What You Need to Know About the Newest Microsoft Vulnerability
A newly identified vulnerability, eloquently called CVE-2022-30190, is a new deadly way that bad actors can take control of your computer and run arbitrary lines of code.
This article will be a quick rundown of what it is, how it works, how dangerous it is, and how to avoid it.
How does it work
Essentially, CVE-2022-30190 is a new method of remote code execution that takes advantage of security weaknesses in applications such as Word.
Whenever you click a link in a Word document, it calls up the MDST, or Microsoft Support Diagnostic Tool. Without giving too many details, problems with this MDST protocol allow somebody to locally run scripts with all the same permissions that Word does.
To quote Microsoft:
The attacker can install programs, view, change, or delete data, or create new accounts in the context allowed by the user’s rights.
How dangerous is it?
Microsoft scores this as an 8/10 on the danger quotient, making it pretty spooky. Falling victim to this attack will yield a complete loss of your computers confidentiality, integrity, and availability.
Whether or not each one of those individually gets lost depends on what script the bad actor chooses to run. That being said, without perfect knowledge of what the code actually consists of, it’s safest to assume the worst.
How do you prevent yourself from falling victim to it?
The easiest answer is to just not click links inside of Word documents until a new security update gets released from Microsoft.
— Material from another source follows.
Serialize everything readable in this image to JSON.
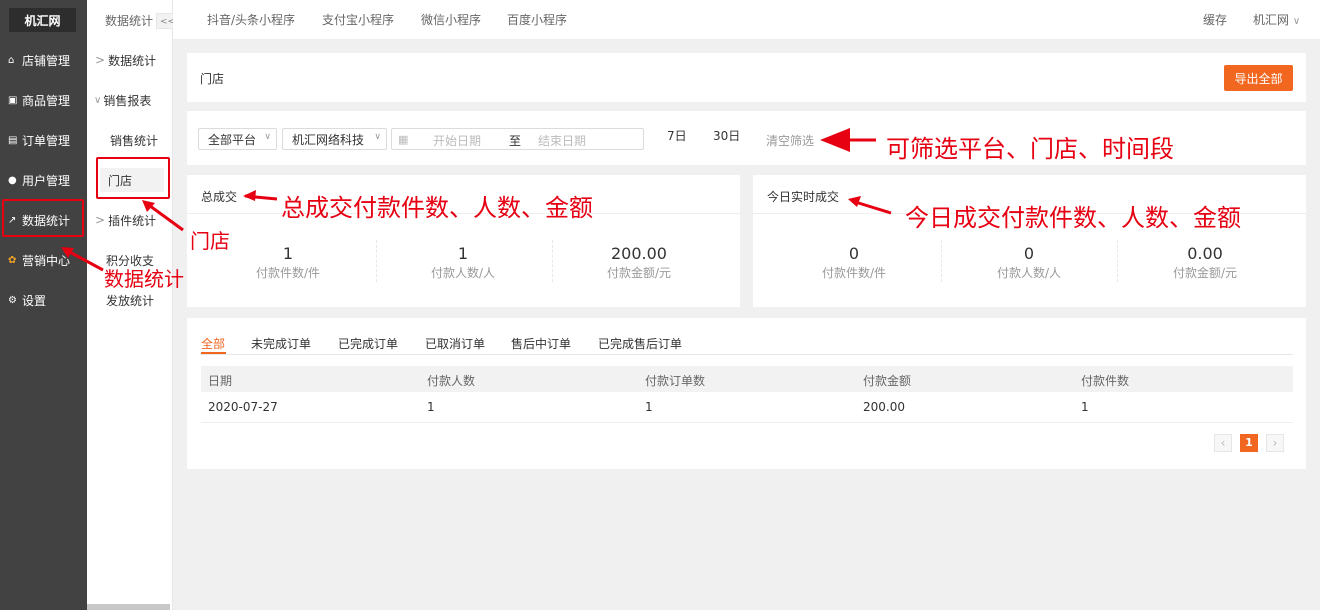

Of course, getting every update as soon as possible is an important part of this.
More immediately, Microsoft gives the following steps.
- Run Command Prompt as Administrator
- Execute the command “reg export HKEY_CLASSES_ROOT\ms-msdt filename“
- Execute the command “reg delete HKEY_CLASSES_ROOT\ms-msdt /f”
Following that, you should be good to go until the update drops. Of course, you should get updates as frequently as possible.